By Thad Rueter, Government Technology The Tribune Content Agency
Spend a reasonable amount of time around the average city hall and you'll see the frustration of residents trying to figure out how to settle their parking tickets and conduct other seemingly picayune details of civic life.
In Palm Beach, Fla. - the longtime winter beach playground for the rich, the home of Mar-a-Lago - officials are turning to artificial intelligence for such tasks, an effort that offers lessons for other municipalities as they make similar moves.
The technology comes from Polimorphic.
The up-and-coming supplier of constituent relationship management software for local governments has raised more than $9 million since its founding in 2019. That includes a $5.6 million seed funding round just more than a year ago.

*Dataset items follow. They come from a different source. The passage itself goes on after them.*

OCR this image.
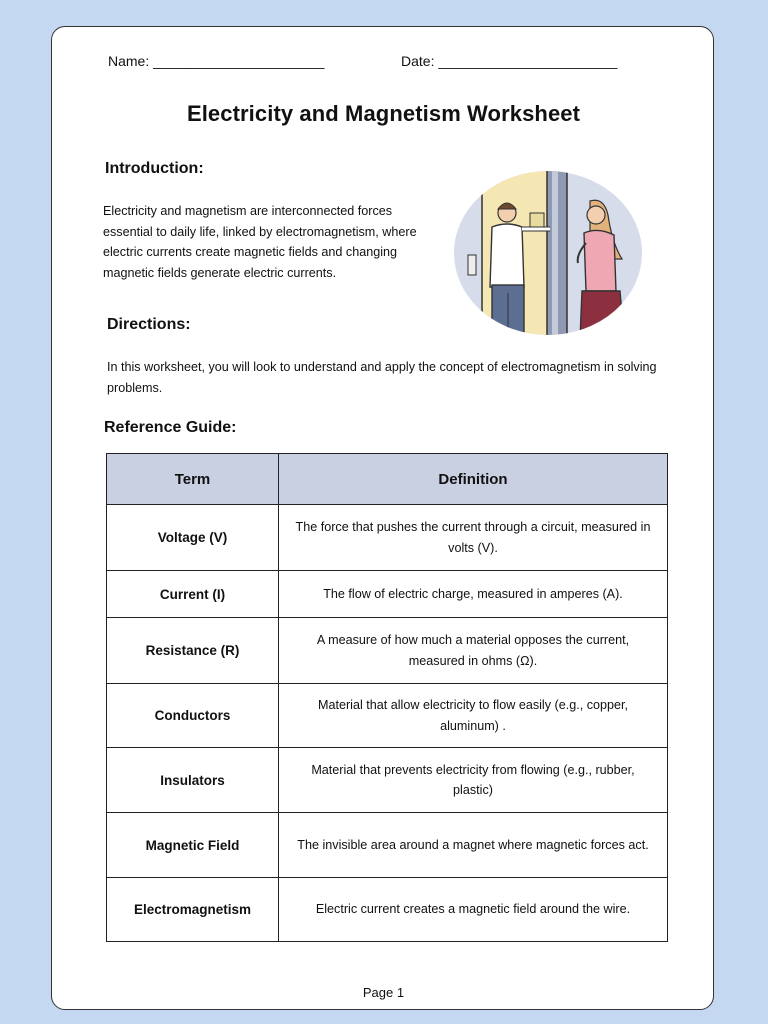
Name: ______________________	Date: _______________________
Electricity and Magnetism Worksheet
Introduction:
Electricity and magnetism are interconnected forces essential to daily life, linked by electromagnetism, where electric currents create magnetic fields and changing magnetic fields generate electric currents.
Directions:
In this worksheet, you will look to understand and apply the concept of electromagnetism in solving problems.
Reference Guide:
Term	Definition
Voltage (V)	The force that pushes the current through a circuit, measured in volts (V).
Current (I)	The flow of electric charge, measured in amperes (A).
Resistance (R)	A measure of how much a material opposes the current, measured in ohms (Ω).
Conductors	Material that allow electricity to flow easily (e.g., copper, aluminum) .
Insulators	Material that prevents electricity from flowing (e.g., rubber, plastic)
Magnetic Field	The invisible area around a magnet where magnetic forces act.
Electromagnetism	Electric current creates a magnetic field around the wire.
Page 1
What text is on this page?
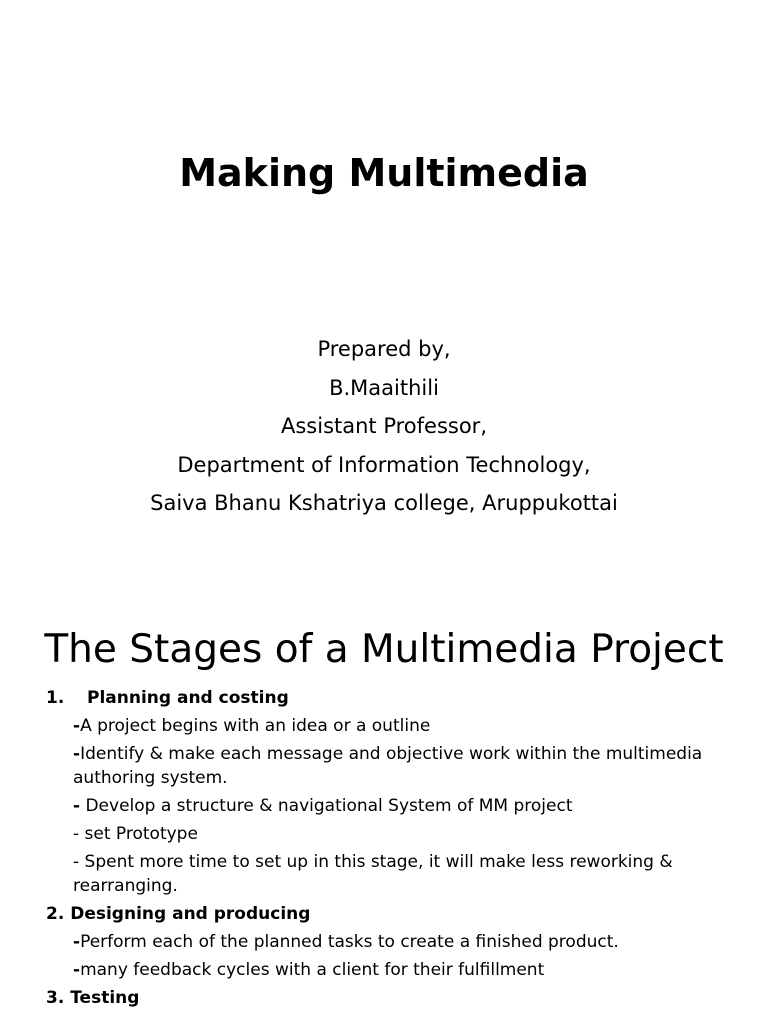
Making Multimedia
Prepared by,
B.Maaithili
Assistant Professor,
Department of Information Technology,
Saiva Bhanu Kshatriya college, Aruppukottai
The Stages of a Multimedia Project
1. Planning and costing
-A project begins with an idea or a outline
-Identify & make each message and objective work within the multimedia authoring system.
- Develop a structure & navigational System of MM project
- set Prototype
- Spent more time to set up in this stage, it will make less reworking & rearranging.
2. Designing and producing
-Perform each of the planned tasks to create a finished product.
-many feedback cycles with a client for their fulfillment
3. Testing
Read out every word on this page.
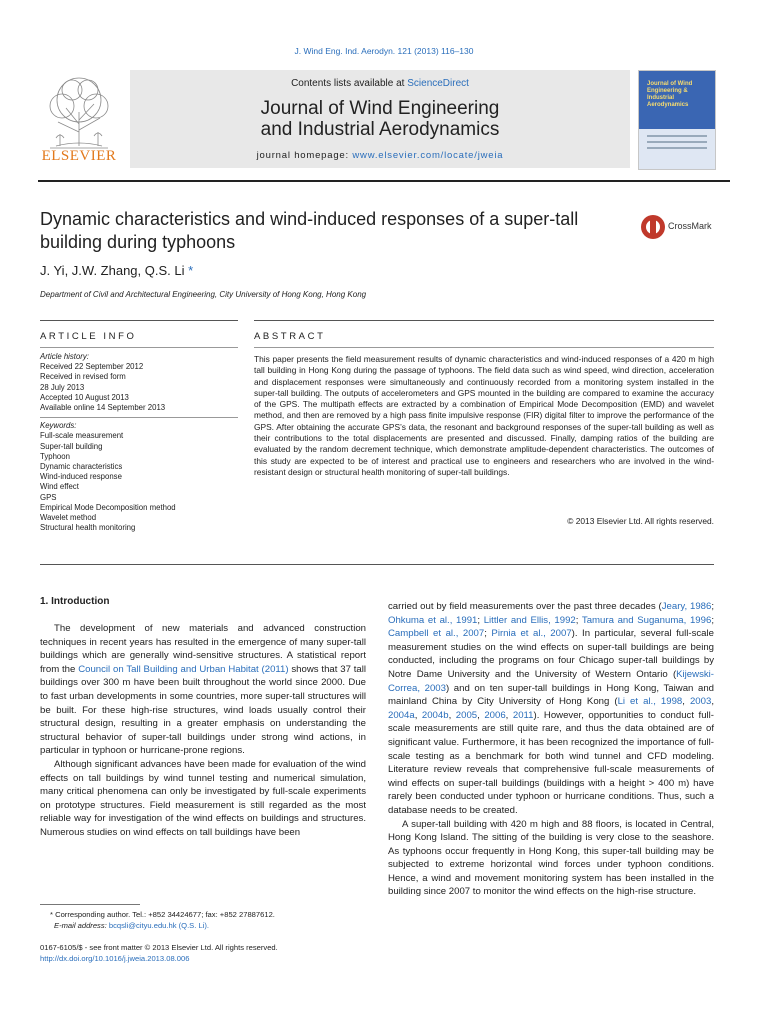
J. Wind Eng. Ind. Aerodyn. 121 (2013) 116–130
ELSEVIER
Contents lists available at ScienceDirect
Journal of Wind Engineering
and Industrial Aerodynamics
journal homepage: www.elsevier.com/locate/jweia
Journal of Wind Engineering & Industrial Aerodynamics
Dynamic characteristics and wind-induced responses of a super-tall building during typhoons
CrossMark
J. Yi, J.W. Zhang, Q.S. Li *
Department of Civil and Architectural Engineering, City University of Hong Kong, Hong Kong
ARTICLE INFO	ABSTRACT
Article history:
Received 22 September 2012
Received in revised form
28 July 2013
Accepted 10 August 2013
Available online 14 September 2013
Keywords:
Full-scale measurement
Super-tall building
Typhoon
Dynamic characteristics
Wind-induced response
Wind effect
GPS
Empirical Mode Decomposition method
Wavelet method
Structural health monitoring
This paper presents the field measurement results of dynamic characteristics and wind-induced responses of a 420 m high tall building in Hong Kong during the passage of typhoons. The field data such as wind speed, wind direction, acceleration and displacement responses were simultaneously and continuously recorded from a monitoring system installed in the super-tall building. The outputs of accelerometers and GPS mounted in the building are compared to examine the accuracy of the GPS. The multipath effects are extracted by a combination of Empirical Mode Decomposition (EMD) and wavelet method, and then are removed by a high pass finite impulsive response (FIR) digital filter to improve the performance of the GPS. After obtaining the accurate GPS’s data, the resonant and background responses of the super-tall building as well as their contributions to the total displacements are presented and discussed. Finally, damping ratios of the building are evaluated by the random decrement technique, which demonstrate amplitude-dependent characteristics. The outcomes of this study are expected to be of interest and practical use to engineers and researchers who are involved in the wind-resistant design or structural health monitoring of super-tall buildings.
© 2013 Elsevier Ltd. All rights reserved.
1. Introduction

The development of new materials and advanced construction techniques in recent years has resulted in the emergence of many super-tall buildings which are generally wind-sensitive structures. A statistical report from the Council on Tall Building and Urban Habitat (2011) shows that 37 tall buildings over 300 m have been built throughout the world since 2000. Due to fast urban developments in some countries, more super-tall structures will be built. For these high-rise structures, wind loads usually control their structural design, resulting in a greater emphasis on understanding the structural behavior of super-tall buildings under strong wind actions, in particular in typhoon or hurricane-prone regions.

Although significant advances have been made for evaluation of the wind effects on tall buildings by wind tunnel testing and numerical simulation, many critical phenomena can only be investigated by full-scale experiments on prototype structures. Field measurement is still regarded as the most reliable way for investigation of the wind effects on buildings and structures. Numerous studies on wind effects on tall buildings have been

carried out by field measurements over the past three decades (Jeary, 1986; Ohkuma et al., 1991; Littler and Ellis, 1992; Tamura and Suganuma, 1996; Campbell et al., 2007; Pirnia et al., 2007). In particular, several full-scale measurement studies on the wind effects on super-tall buildings are being conducted, including the programs on four Chicago super-tall buildings by Notre Dame University and the University of Western Ontario (Kijewski-Correa, 2003) and on ten super-tall buildings in Hong Kong, Taiwan and mainland China by City University of Hong Kong (Li et al., 1998, 2003, 2004a, 2004b, 2005, 2006, 2011). However, opportunities to conduct full-scale measurements are still quite rare, and thus the data obtained are of significant value. Furthermore, it has been recognized the importance of full-scale testing as a benchmark for both wind tunnel and CFD modeling. Literature review reveals that comprehensive full-scale measurements of wind effects on super-tall buildings (buildings with a height > 400 m) have rarely been conducted under typhoon or hurricane conditions. Thus, such a database needs to be created.

A super-tall building with 420 m high and 88 floors, is located in Central, Hong Kong Island. The sitting of the building is very close to the seashore. As typhoons occur frequently in Hong Kong, this super-tall building may be subjected to extreme horizontal wind forces under typhoon conditions. Hence, a wind and movement monitoring system has been installed in the building since 2007 to monitor the wind effects on the high-rise structure.

* Corresponding author. Tel.: +852 34424677; fax: +852 27887612.
E-mail address: bcqsli@cityu.edu.hk (Q.S. Li).
0167-6105/$ - see front matter © 2013 Elsevier Ltd. All rights reserved.
http://dx.doi.org/10.1016/j.jweia.2013.08.006
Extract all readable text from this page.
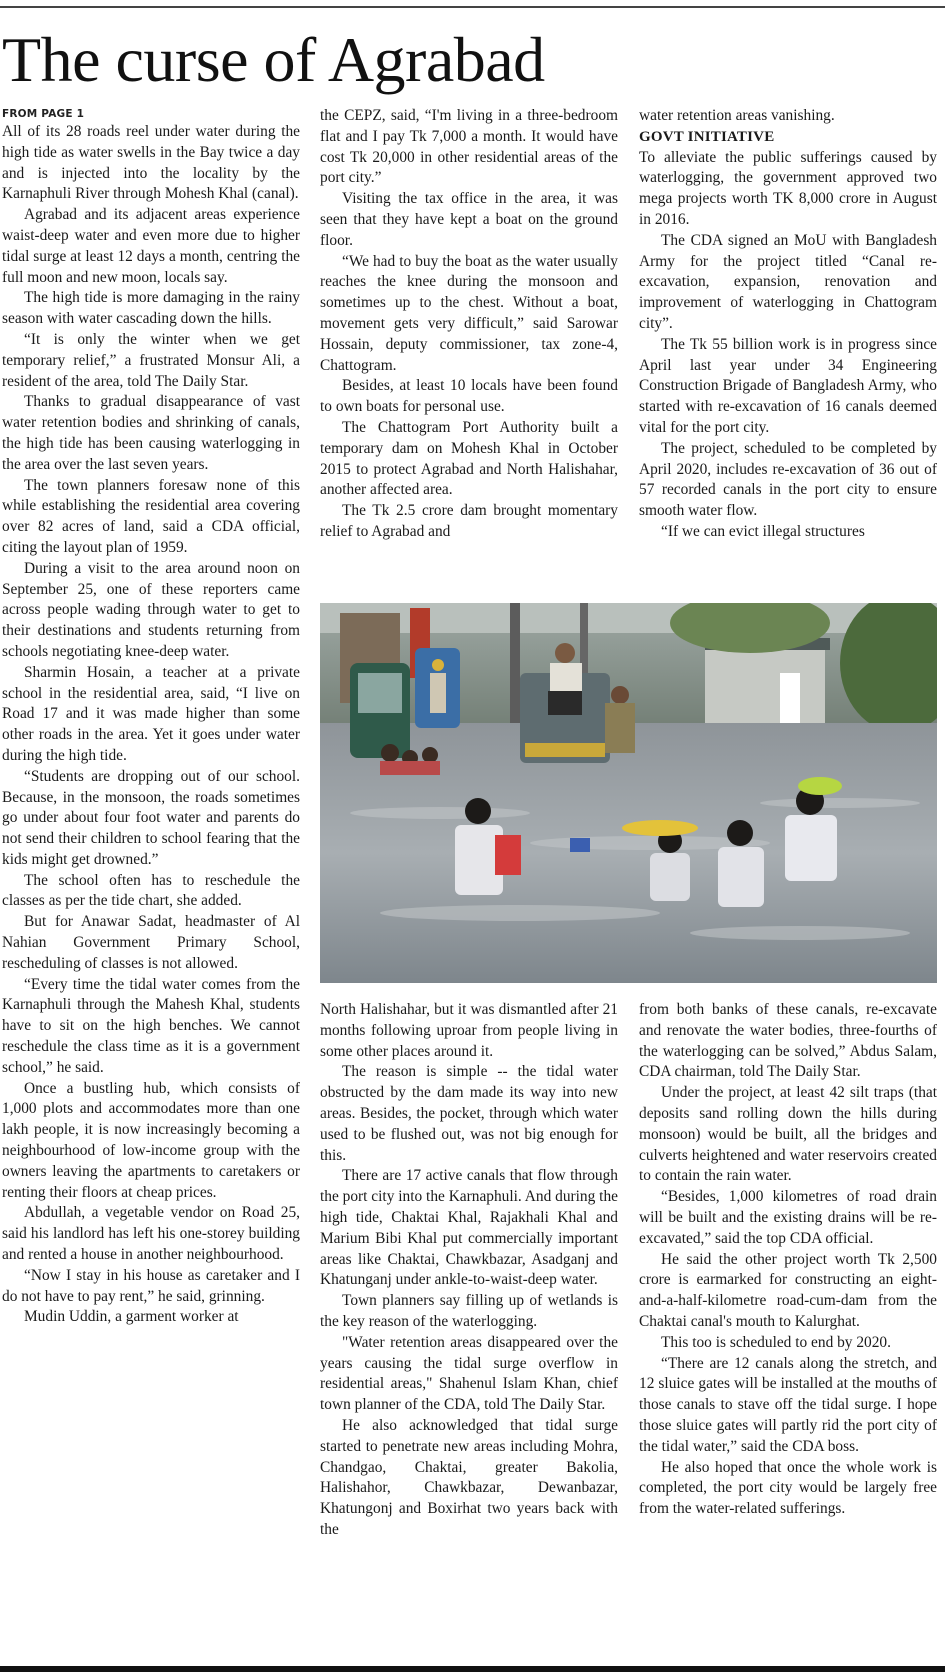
The curse of Agrabad

FROM PAGE 1

All of its 28 roads reel under water during the high tide as water swells in the Bay twice a day and is injected into the locality by the Karnaphuli River through Mohesh Khal (canal).

Agrabad and its adjacent areas experience waist-deep water and even more due to higher tidal surge at least 12 days a month, centring the full moon and new moon, locals say.

The high tide is more damaging in the rainy season with water cascading down the hills.

“It is only the winter when we get temporary relief,” a frustrated Monsur Ali, a resident of the area, told The Daily Star.

Thanks to gradual disappearance of vast water retention bodies and shrinking of canals, the high tide has been causing waterlogging in the area over the last seven years.

The town planners foresaw none of this while establishing the residential area covering over 82 acres of land, said a CDA official, citing the layout plan of 1959.

During a visit to the area around noon on September 25, one of these reporters came across people wading through water to get to their destinations and students returning from schools negotiating knee-deep water.

Sharmin Hosain, a teacher at a private school in the residential area, said, “I live on Road 17 and it was made higher than some other roads in the area. Yet it goes under water during the high tide.

“Students are dropping out of our school. Because, in the monsoon, the roads sometimes go under about four foot water and parents do not send their children to school fearing that the kids might get drowned.”

The school often has to reschedule the classes as per the tide chart, she added.

But for Anawar Sadat, headmaster of Al Nahian Government Primary School, rescheduling of classes is not allowed.

“Every time the tidal water comes from the Karnaphuli through the Mahesh Khal, students have to sit on the high benches. We cannot reschedule the class time as it is a government school,” he said.

Once a bustling hub, which consists of 1,000 plots and accommodates more than one lakh people, it is now increasingly becoming a neighbourhood of low-income group with the owners leaving the apartments to caretakers or renting their floors at cheap prices.

Abdullah, a vegetable vendor on Road 25, said his landlord has left his one-storey building and rented a house in another neighbourhood.

“Now I stay in his house as caretaker and I do not have to pay rent,” he said, grinning.

Mudin Uddin, a garment worker at

the CEPZ, said, “I'm living in a three-bedroom flat and I pay Tk 7,000 a month. It would have cost Tk 20,000 in other residential areas of the port city.”

Visiting the tax office in the area, it was seen that they have kept a boat on the ground floor.

“We had to buy the boat as the water usually reaches the knee during the monsoon and sometimes up to the chest. Without a boat, movement gets very difficult,” said Sarowar Hossain, deputy commissioner, tax zone-4, Chattogram.

Besides, at least 10 locals have been found to own boats for personal use.

The Chattogram Port Authority built a temporary dam on Mohesh Khal in October 2015 to protect Agrabad and North Halishahar, another affected area.

The Tk 2.5 crore dam brought momentary relief to Agrabad and

water retention areas vanishing.

GOVT INITIATIVE

To alleviate the public sufferings caused by waterlogging, the government approved two mega projects worth TK 8,000 crore in August in 2016.

The CDA signed an MoU with Bangladesh Army for the project titled “Canal re-excavation, expansion, renovation and improvement of waterlogging in Chattogram city”.

The Tk 55 billion work is in progress since April last year under 34 Engineering Construction Brigade of Bangladesh Army, who started with re-excavation of 16 canals deemed vital for the port city.

The project, scheduled to be completed by April 2020, includes re-excavation of 36 out of 57 recorded canals in the port city to ensure smooth water flow.

“If we can evict illegal structures

North Halishahar, but it was dismantled after 21 months following uproar from people living in some other places around it.

The reason is simple -- the tidal water obstructed by the dam made its way into new areas. Besides, the pocket, through which water used to be flushed out, was not big enough for this.

There are 17 active canals that flow through the port city into the Karnaphuli. And during the high tide, Chaktai Khal, Rajakhali Khal and Marium Bibi Khal put commercially important areas like Chaktai, Chawkbazar, Asadganj and Khatunganj under ankle-to-waist-deep water.

Town planners say filling up of wetlands is the key reason of the waterlogging.

"Water retention areas disappeared over the years causing the tidal surge overflow in residential areas," Shahenul Islam Khan, chief town planner of the CDA, told The Daily Star.

He also acknowledged that tidal surge started to penetrate new areas including Mohra, Chandgao, Chaktai, greater Bakolia, Halishahor, Chawkbazar, Dewanbazar, Khatungonj and Boxirhat two years back with the

from both banks of these canals, re-excavate and renovate the water bodies, three-fourths of the waterlogging can be solved,” Abdus Salam, CDA chairman, told The Daily Star.

Under the project, at least 42 silt traps (that deposits sand rolling down the hills during monsoon) would be built, all the bridges and culverts heightened and water reservoirs created to contain the rain water.

“Besides, 1,000 kilometres of road drain will be built and the existing drains will be re-excavated,” said the top CDA official.

He said the other project worth Tk 2,500 crore is earmarked for constructing an eight-and-a-half-kilometre road-cum-dam from the Chaktai canal's mouth to Kalurghat.

This too is scheduled to end by 2020.

“There are 12 canals along the stretch, and 12 sluice gates will be installed at the mouths of those canals to stave off the tidal surge. I hope those sluice gates will partly rid the port city of the tidal water,” said the CDA boss.

He also hoped that once the whole work is completed, the port city would be largely free from the water-related sufferings.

In September, Palm Beach, via the company's technology, launched a search tool based on artificial intelligence for the city's website, Jess Savidge, Palm Beach's administrative manager, told Government Technology via an email interview.
People who use the site can use full sentences to get answers to specific questions and receive quick responses based on the website content. The new system improves upon the older keyword-based search feature, according to the company. That original search feature remains.
The new tool debuted in Palm Beach around Labor Day after "comprehensive testing and website content review during the summer months produced a consistent testing percentage above 90 percent," according to Savidge - an illustration of how much work comes before deployment.
"Clear and current website content is essential," she said. "During our testing, we discovered that sometimes you can discover conflicting, unclear or outdated and incomplete content. We continue to review our content through the lens of 'teaching Poli' so Poli can deliver fast and factual information."
Some of the most common inquiries made via the tool: how to pay for a parking ticket, how to get a resident parking decal, when construction is allowed, when the bridges are open - the city borders an intracoastal waterway - and how to make a public records request.
A recent tropical storm, Hurricane Milton, also offered a chance to improve the search technology.
While Milton did not directly hit Palm Beach, "it provided an opportunity for us to discover that we need to refresh the content to ensure that AI knows there is new content to use as a resource," Savidge said. "Moving forward, we will manually 'scrape' the emergency service content so that Poli has the most recent content to provide for our community."
The continued success of the tool will rely on several factors, she said, including a feedback mechanism that can lead to more precise answers, and more analytics.